The FSIA’s legislative history indicates that implied waivers may be found “in cases where a foreign state has agreed to arbitration in another country or where a foreign state has agreed that the law of a particular country should govern a contract.”  H.R.Rep. No. 94–1487, at 18 (1976).  In addition, “[a]n implicit waiver would . . . include a situation where a foreign state has filed a responsive pleading in an action without raising the defense of sovereign immunity.”  Ibid.  Based upon this legislative history, “[f]ederal courts have been virtually unanimous in holding that the implied waiver provision of Section 1605(a)(1) must be construed narrowly.”  Shapiro v. Republic of Bolivia , 930 F.2d 1013, 1017 (2d Cir. 1991).  Moreover, while “the examples given in the House Report are not necessarily the only circumstances in which an implied waiver might be found,” Smith v. Socialist People’s Libyan Arab Jamahiriya, 101 F.3d 239, 244 (2d Cir. 1996), “courts have been reluctant to stray beyond these examples when considering claims that a nation has implicitly waived its defense of sovereign immunity.” Princz v. Federal Republic of Germany, 26 F.3d 1166, 1174 (D.C. Cir. 1994).

Diag Human S.E. v. Czech Republic-Ministry of Health, CV 13-0355 (ABJ), 2014 WL 3956747 (D.D.C. Aug. 14, 2014), is consistent with precedent narrowly construing implied waivers under section 1605(a)(1).  In determining whether the Czech Republic had implicitly waived its immunity, the district court held that there had been no implied waiver because the foreign state’s conduct did not fall within any of the three examples set forth in the legislative history.  Diag Human, 2014 WL 3956747, at *6.

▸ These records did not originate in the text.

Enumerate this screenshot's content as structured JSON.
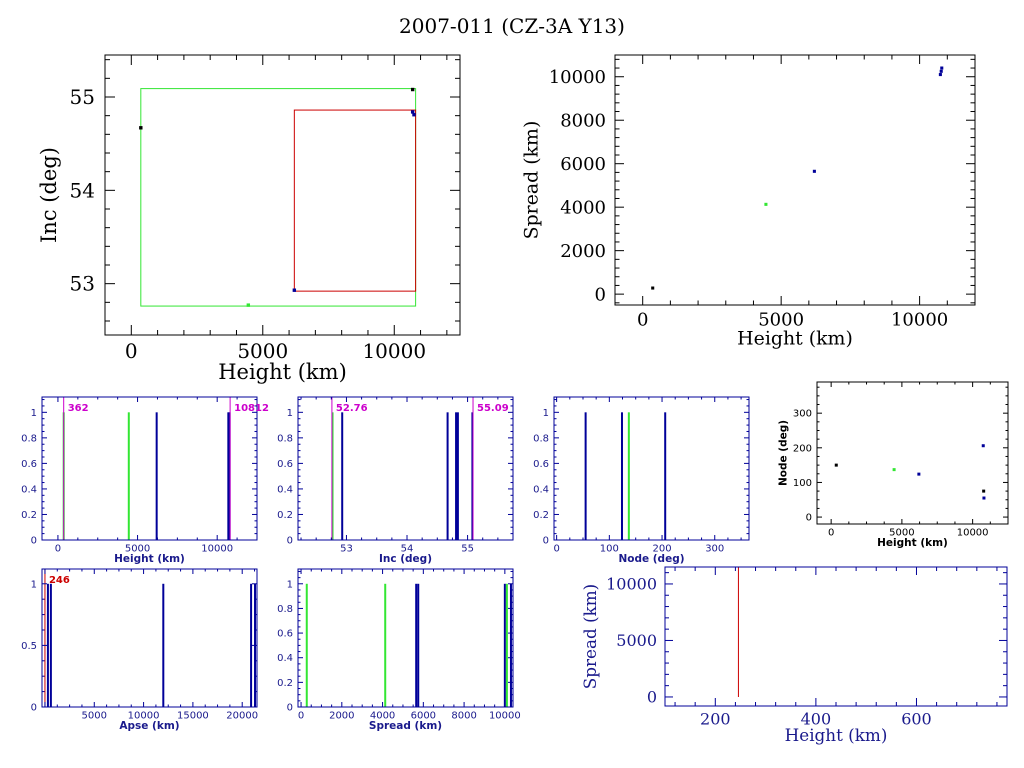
{
  "title": "2007-011 (CZ-3A Y13)",
  "colors": {
    "black": "#000000",
    "green": "#33e633",
    "red": "#cc0000",
    "blue": "#000099",
    "navy": "#1a1a8c",
    "magenta": "#cc00cc"
  },
  "chart_data": [
    {
      "id": "inc-height",
      "type": "scatter",
      "xlabel": "Height (km)",
      "ylabel": "Inc (deg)",
      "xlim": [
        -1000,
        12500
      ],
      "ylim": [
        52.45,
        55.45
      ],
      "xticks": [
        0,
        5000,
        10000
      ],
      "yticks": [
        53,
        54,
        55
      ],
      "rects": [
        {
          "color": "green",
          "x": [
            362,
            10812
          ],
          "y": [
            52.76,
            55.09
          ]
        },
        {
          "color": "red",
          "x": [
            6200,
            10812
          ],
          "y": [
            52.92,
            54.86
          ]
        }
      ],
      "points": [
        {
          "x": 362,
          "y": 54.67,
          "color": "black"
        },
        {
          "x": 4450,
          "y": 52.77,
          "color": "green"
        },
        {
          "x": 6200,
          "y": 52.93,
          "color": "blue"
        },
        {
          "x": 10700,
          "y": 55.08,
          "color": "black"
        },
        {
          "x": 10700,
          "y": 54.84,
          "color": "blue"
        },
        {
          "x": 10750,
          "y": 54.81,
          "color": "blue"
        }
      ]
    },
    {
      "id": "spread-height",
      "type": "scatter",
      "xlabel": "Height (km)",
      "ylabel": "Spread (km)",
      "xlim": [
        -1000,
        12000
      ],
      "ylim": [
        -500,
        11000
      ],
      "xticks": [
        0,
        5000,
        10000
      ],
      "yticks": [
        0,
        2000,
        4000,
        6000,
        8000,
        10000
      ],
      "points": [
        {
          "x": 362,
          "y": 280,
          "color": "black"
        },
        {
          "x": 4450,
          "y": 4130,
          "color": "green"
        },
        {
          "x": 6200,
          "y": 5650,
          "color": "blue"
        },
        {
          "x": 10750,
          "y": 10100,
          "color": "blue"
        },
        {
          "x": 10780,
          "y": 10250,
          "color": "blue"
        },
        {
          "x": 10800,
          "y": 10400,
          "color": "blue"
        }
      ]
    },
    {
      "id": "hist-height",
      "type": "bar",
      "xlabel": "Height (km)",
      "ylabel": "",
      "xlim": [
        -1000,
        12500
      ],
      "ylim": [
        0,
        1.12
      ],
      "xticks": [
        0,
        5000,
        10000
      ],
      "yticks": [
        0,
        0.2,
        0.4,
        0.6,
        0.8,
        1
      ],
      "bars": [
        {
          "x": 362,
          "color": "green",
          "value": 1
        },
        {
          "x": 4450,
          "color": "green",
          "value": 1
        },
        {
          "x": 6200,
          "color": "blue",
          "value": 1
        },
        {
          "x": 10700,
          "color": "blue",
          "value": 1
        },
        {
          "x": 10780,
          "color": "blue",
          "value": 1
        }
      ],
      "markers": [
        {
          "x": 362,
          "label": "362",
          "color": "magenta",
          "anchor": "start"
        },
        {
          "x": 10812,
          "label": "10812",
          "color": "magenta",
          "anchor": "start"
        }
      ]
    },
    {
      "id": "hist-inc",
      "type": "bar",
      "xlabel": "Inc (deg)",
      "ylabel": "",
      "xlim": [
        52.2,
        55.75
      ],
      "ylim": [
        0,
        1.12
      ],
      "xticks": [
        53,
        54,
        55
      ],
      "yticks": [
        0,
        0.2,
        0.4,
        0.6,
        0.8,
        1
      ],
      "bars": [
        {
          "x": 52.77,
          "color": "green",
          "value": 1
        },
        {
          "x": 52.93,
          "color": "blue",
          "value": 1
        },
        {
          "x": 54.67,
          "color": "blue",
          "value": 1
        },
        {
          "x": 54.81,
          "color": "blue",
          "value": 1
        },
        {
          "x": 54.84,
          "color": "blue",
          "value": 1
        },
        {
          "x": 55.08,
          "color": "blue",
          "value": 1
        }
      ],
      "markers": [
        {
          "x": 52.76,
          "label": "52.76",
          "color": "magenta",
          "anchor": "start"
        },
        {
          "x": 55.09,
          "label": "55.09",
          "color": "magenta",
          "anchor": "start"
        }
      ]
    },
    {
      "id": "hist-node",
      "type": "bar",
      "xlabel": "Node (deg)",
      "ylabel": "",
      "xlim": [
        -5,
        365
      ],
      "ylim": [
        0,
        1.12
      ],
      "xticks": [
        0,
        100,
        200,
        300
      ],
      "yticks": [
        0,
        0.2,
        0.4,
        0.6,
        0.8,
        1
      ],
      "bars": [
        {
          "x": 55,
          "color": "blue",
          "value": 1
        },
        {
          "x": 124,
          "color": "blue",
          "value": 1
        },
        {
          "x": 137,
          "color": "green",
          "value": 1
        },
        {
          "x": 206,
          "color": "blue",
          "value": 1
        }
      ],
      "markers": []
    },
    {
      "id": "node-height",
      "type": "scatter",
      "xlabel": "Height (km)",
      "ylabel": "Node (deg)",
      "xlim": [
        -1000,
        12500
      ],
      "ylim": [
        -20,
        390
      ],
      "xticks": [
        0,
        5000,
        10000
      ],
      "yticks": [
        0,
        100,
        200,
        300
      ],
      "points": [
        {
          "x": 362,
          "y": 150,
          "color": "black"
        },
        {
          "x": 4450,
          "y": 137,
          "color": "green"
        },
        {
          "x": 6200,
          "y": 124,
          "color": "blue"
        },
        {
          "x": 10750,
          "y": 206,
          "color": "blue"
        },
        {
          "x": 10780,
          "y": 75,
          "color": "black"
        },
        {
          "x": 10800,
          "y": 55,
          "color": "blue"
        }
      ]
    },
    {
      "id": "hist-apse",
      "type": "bar",
      "xlabel": "Apse (km)",
      "ylabel": "",
      "xlim": [
        -300,
        21500
      ],
      "ylim": [
        0,
        1.12
      ],
      "xticks": [
        5000,
        10000,
        15000,
        20000
      ],
      "yticks": [
        0,
        0.5,
        1
      ],
      "bars": [
        {
          "x": 300,
          "color": "blue",
          "value": 1
        },
        {
          "x": 600,
          "color": "blue",
          "value": 1
        },
        {
          "x": 12000,
          "color": "blue",
          "value": 1
        },
        {
          "x": 20900,
          "color": "blue",
          "value": 1
        },
        {
          "x": 21300,
          "color": "blue",
          "value": 1
        }
      ],
      "markers": [
        {
          "x": 0,
          "label": "246",
          "color": "red",
          "anchor": "start"
        }
      ]
    },
    {
      "id": "hist-spread",
      "type": "bar",
      "xlabel": "Spread (km)",
      "ylabel": "",
      "xlim": [
        -150,
        10400
      ],
      "ylim": [
        0,
        1.12
      ],
      "xticks": [
        0,
        2000,
        4000,
        6000,
        8000,
        10000
      ],
      "yticks": [
        0,
        0.2,
        0.4,
        0.6,
        0.8,
        1
      ],
      "bars": [
        {
          "x": 280,
          "color": "green",
          "value": 1
        },
        {
          "x": 4130,
          "color": "green",
          "value": 1
        },
        {
          "x": 5650,
          "color": "blue",
          "value": 1
        },
        {
          "x": 5750,
          "color": "blue",
          "value": 1
        },
        {
          "x": 10000,
          "color": "blue",
          "value": 1
        },
        {
          "x": 10100,
          "color": "green",
          "value": 1
        },
        {
          "x": 10300,
          "color": "blue",
          "value": 1
        }
      ],
      "markers": []
    },
    {
      "id": "spread-height-low",
      "type": "line",
      "xlabel": "Height (km)",
      "ylabel": "Spread (km)",
      "xlim": [
        100,
        780
      ],
      "ylim": [
        -800,
        11500
      ],
      "xticks": [
        200,
        400,
        600
      ],
      "yticks": [
        0,
        5000,
        10000
      ],
      "series": [
        {
          "color": "red",
          "x": [
            246,
            246
          ],
          "y": [
            0,
            11500
          ]
        }
      ]
    }
  ]
}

While the analysis in Diag Human is straightforward, the case highlights an important issue for FSIA defense counsel.  The Czech Republic filed a motion to dismiss in Diag Human that did not raise the issue of foreign sovereign immunity.  The district court determined that such a filing did not fall within the “responsive pleading” implicit waiver exception, because a motion to dismiss is not a responsive pleading.  Diag Human, 2014 WL 3956747, at *6.  As a procedural matter, the district court was correct: under the Federal Rules of Civil Procedure, a motion to dismiss is technically not a “responsive pleading.”  See, e.g., Doe v. United States, 58 F.3d 494, 497 (9th Cir. 1995).  However, as a practical matter, defense counsel in FSIA cases should be cautious about filing a motion to dismiss that fails to include a sovereign immunity defense.  At a bare minimum, any such motion should expressly reserve the sovereign immunity defense so that the plaintiff cannot argue implicit waiver under section 1605(a)(1).  In fact, it is good practice for defense counsel to include explicit “non-waiver” language in all early filings in an FSIA case – including, for example, stipulations to extend time to file an answer or otherwise respond – to avoid waiver becoming an issue in the litigation.